Le plus tôt possible. Les délais de paramétrage, d’intégration au logiciel comptable et de formation des équipes dépassent généralement trois mois. Les spécialistes recommandent de sélectionner sa plateforme au minimum quatre à six mois avant la date d’obligation. Pour une entreprise avec une échéance au 1er septembre 2026, cela signifie trancher au plus tard en mars ou avril 2026. Attention aux plateformes encore au statut de candidat : seules celles inscrites sur la liste officielle publiée par la DGFiP sont définitivement immatriculées.
Les auto-entrepreneurs sont-ils bien concernés par le calendrier ?
Oui, sans exception.
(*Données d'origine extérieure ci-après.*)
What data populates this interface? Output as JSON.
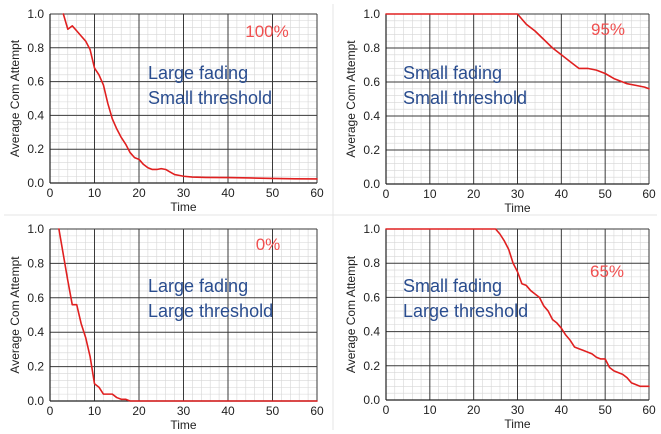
{
  "colors": {
    "line": "#e02020",
    "percent": "#f05050",
    "annotation": "#2a4d8f",
    "major_grid": "#3a3a3a",
    "minor_grid": "#d6d6d6",
    "axis_text": "#222222"
  },
  "chart_data": [
    {
      "type": "line",
      "xlabel": "Time",
      "ylabel": "Average Com Attempt",
      "xlim": [
        0,
        60
      ],
      "ylim": [
        0,
        1
      ],
      "x_ticks": [
        "0",
        "10",
        "20",
        "30",
        "40",
        "50",
        "60"
      ],
      "y_ticks": [
        "0.0",
        "0.2",
        "0.4",
        "0.6",
        "0.8",
        "1.0"
      ],
      "grid": true,
      "percent_label": "100%",
      "annotation": [
        "Large fading",
        "Small threshold"
      ],
      "series": [
        {
          "x": [
            3,
            4,
            5,
            6,
            7,
            8,
            9,
            10,
            11,
            12,
            13,
            14,
            15,
            16,
            17,
            18,
            19,
            20,
            21,
            22,
            23,
            24,
            25,
            26,
            27,
            28,
            29,
            30,
            32,
            35,
            40,
            45,
            50,
            55,
            60
          ],
          "y": [
            1.0,
            0.91,
            0.93,
            0.9,
            0.87,
            0.84,
            0.79,
            0.68,
            0.64,
            0.58,
            0.47,
            0.38,
            0.32,
            0.27,
            0.23,
            0.18,
            0.15,
            0.14,
            0.11,
            0.09,
            0.08,
            0.08,
            0.085,
            0.08,
            0.065,
            0.05,
            0.045,
            0.04,
            0.035,
            0.033,
            0.032,
            0.03,
            0.027,
            0.025,
            0.024
          ]
        }
      ]
    },
    {
      "type": "line",
      "xlabel": "Time",
      "ylabel": "Average Com Attempt",
      "xlim": [
        0,
        60
      ],
      "ylim": [
        0,
        1
      ],
      "x_ticks": [
        "0",
        "10",
        "20",
        "30",
        "40",
        "50",
        "60"
      ],
      "y_ticks": [
        "0.0",
        "0.2",
        "0.4",
        "0.6",
        "0.8",
        "1.0"
      ],
      "grid": true,
      "percent_label": "95%",
      "annotation": [
        "Small fading",
        "Small threshold"
      ],
      "series": [
        {
          "x": [
            0,
            30,
            31,
            32,
            34,
            36,
            38,
            40,
            42,
            44,
            46,
            48,
            50,
            52,
            54,
            55,
            57,
            59,
            60
          ],
          "y": [
            1.0,
            1.0,
            0.97,
            0.94,
            0.9,
            0.85,
            0.8,
            0.76,
            0.72,
            0.68,
            0.68,
            0.67,
            0.65,
            0.62,
            0.6,
            0.59,
            0.58,
            0.57,
            0.56
          ]
        }
      ]
    },
    {
      "type": "line",
      "xlabel": "Time",
      "ylabel": "Average Com Attempt",
      "xlim": [
        0,
        60
      ],
      "ylim": [
        0,
        1
      ],
      "x_ticks": [
        "0",
        "10",
        "20",
        "30",
        "40",
        "50",
        "60"
      ],
      "y_ticks": [
        "0.0",
        "0.2",
        "0.4",
        "0.6",
        "0.8",
        "1.0"
      ],
      "grid": true,
      "percent_label": "0%",
      "annotation": [
        "Large fading",
        "Large threshold"
      ],
      "series": [
        {
          "x": [
            2,
            3,
            4,
            5,
            6,
            7,
            8,
            9,
            10,
            11,
            12,
            13,
            14,
            15,
            16,
            17,
            18,
            60
          ],
          "y": [
            1.0,
            0.85,
            0.7,
            0.56,
            0.56,
            0.45,
            0.37,
            0.26,
            0.1,
            0.08,
            0.04,
            0.04,
            0.04,
            0.02,
            0.01,
            0.01,
            0.0,
            0.0
          ]
        }
      ]
    },
    {
      "type": "line",
      "xlabel": "Time",
      "ylabel": "Average Com Attempt",
      "xlim": [
        0,
        60
      ],
      "ylim": [
        0,
        1
      ],
      "x_ticks": [
        "0",
        "10",
        "20",
        "30",
        "40",
        "50",
        "60"
      ],
      "y_ticks": [
        "0.0",
        "0.2",
        "0.4",
        "0.6",
        "0.8",
        "1.0"
      ],
      "grid": true,
      "percent_label": "65%",
      "annotation": [
        "Small fading",
        "Large threshold"
      ],
      "series": [
        {
          "x": [
            0,
            25,
            26,
            27,
            28,
            29,
            30,
            31,
            32,
            33,
            34,
            35,
            36,
            37,
            38,
            39,
            40,
            41,
            42,
            43,
            44,
            45,
            46,
            47,
            48,
            49,
            50,
            51,
            52,
            53,
            54,
            55,
            56,
            58,
            60
          ],
          "y": [
            1.0,
            1.0,
            0.97,
            0.93,
            0.88,
            0.8,
            0.75,
            0.68,
            0.67,
            0.64,
            0.62,
            0.6,
            0.55,
            0.52,
            0.47,
            0.45,
            0.42,
            0.38,
            0.35,
            0.31,
            0.3,
            0.29,
            0.28,
            0.27,
            0.25,
            0.24,
            0.24,
            0.19,
            0.17,
            0.16,
            0.15,
            0.13,
            0.1,
            0.08,
            0.08
          ]
        }
      ]
    }
  ]
}
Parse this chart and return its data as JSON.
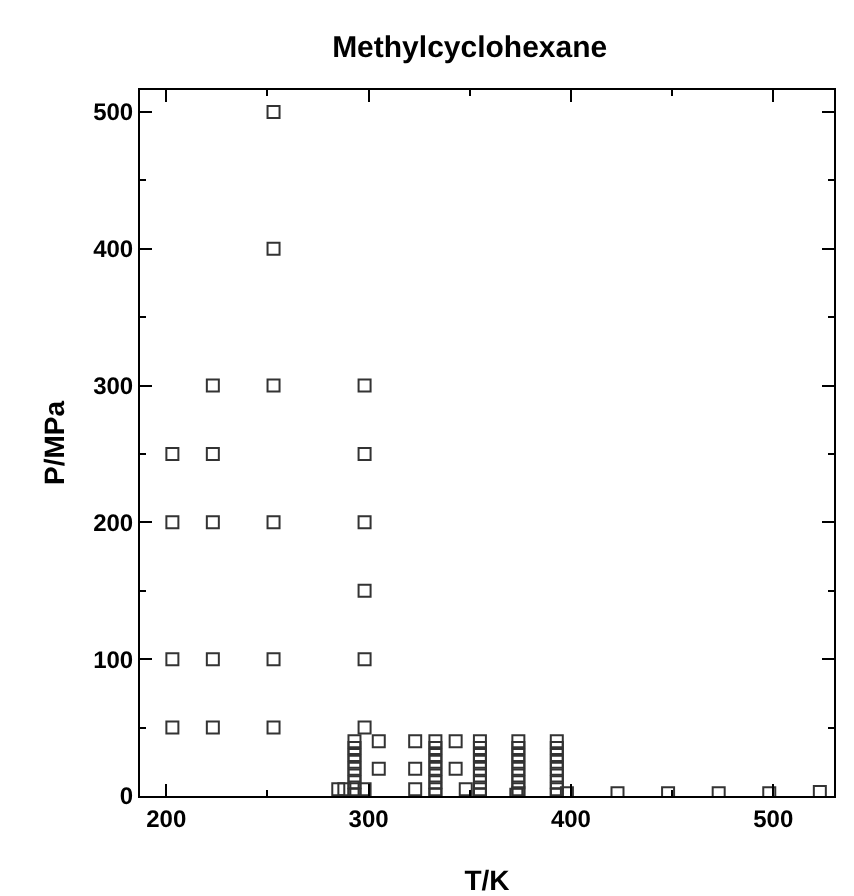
{
  "chart_data": {
    "type": "scatter",
    "title": "Methylcyclohexane",
    "xlabel": "T/K",
    "ylabel": "P/MPa",
    "xlim": [
      187,
      530
    ],
    "ylim": [
      0,
      516
    ],
    "xticks": [
      200,
      300,
      400,
      500
    ],
    "yticks": [
      0,
      100,
      200,
      300,
      400,
      500
    ],
    "grid": false,
    "marker": "square",
    "series": [
      {
        "color": "#333333",
        "x": [
          203,
          203,
          203,
          203,
          223,
          223,
          223,
          223,
          223,
          253,
          253,
          253,
          253,
          253,
          253,
          298,
          298,
          298,
          298,
          298,
          298,
          285,
          288,
          298,
          293,
          293,
          293,
          293,
          293,
          293,
          293,
          293,
          293,
          305,
          305,
          323,
          323,
          323,
          333,
          333,
          333,
          333,
          333,
          333,
          333,
          333,
          333,
          343,
          343,
          348,
          355,
          355,
          355,
          355,
          355,
          355,
          355,
          355,
          355,
          373,
          374,
          374,
          374,
          374,
          374,
          374,
          374,
          374,
          374,
          393,
          393,
          393,
          393,
          393,
          393,
          393,
          393,
          393,
          398,
          423,
          448,
          473,
          498,
          523
        ],
        "values": [
          50,
          100,
          200,
          250,
          50,
          100,
          200,
          250,
          300,
          50,
          100,
          200,
          300,
          400,
          500,
          50,
          100,
          150,
          200,
          250,
          300,
          5,
          5,
          5,
          1,
          5,
          10,
          15,
          20,
          25,
          30,
          35,
          40,
          20,
          40,
          5,
          20,
          40,
          1,
          5,
          10,
          15,
          20,
          25,
          30,
          35,
          40,
          20,
          40,
          5,
          1,
          5,
          10,
          15,
          20,
          25,
          30,
          35,
          40,
          1,
          5,
          10,
          15,
          20,
          25,
          30,
          35,
          40,
          2,
          1,
          5,
          10,
          15,
          20,
          25,
          30,
          35,
          40,
          2,
          2,
          2,
          2,
          2,
          3
        ]
      }
    ]
  }
}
Un auto-entrepreneur en franchise de base de TVA avec la mention classique de l’article 293 B du CGI est assujetti à la TVA au sens de la réforme. Il doit donc pouvoir recevoir des factures électroniques dès le 1er septembre 2026 et émettre les siennes au format électronique à partir du 1er septembre 2027. L’e-reporting s’applique également à ses ventes B2C et internationales. Concrètement, un freelance doit s’inscrire à une plateforme agréée et figurer dans l’annuaire central avant septembre 2026.
Les DOM suivent-ils le même calendrier ?
Partiellement. Les opérateurs établis en Guadeloupe, en Martinique et à La Réunion sont pleinement concernés par la réforme et son calendrier, puisque la TVA s’y applique. Leurs dates sont donc identiques à celles de la métropole : 1er septembre 2026 pour la réception, 1er septembre 2027 pour la généralisation de l’émission aux petites structures. En revanche, la Guyane et Mayotte ne sont pas soumises à l’obligation dans ce cadre, la TVA n’y étant pas appliquée sous la même forme. Cette distinction est souvent oubliée dans les communications grand public.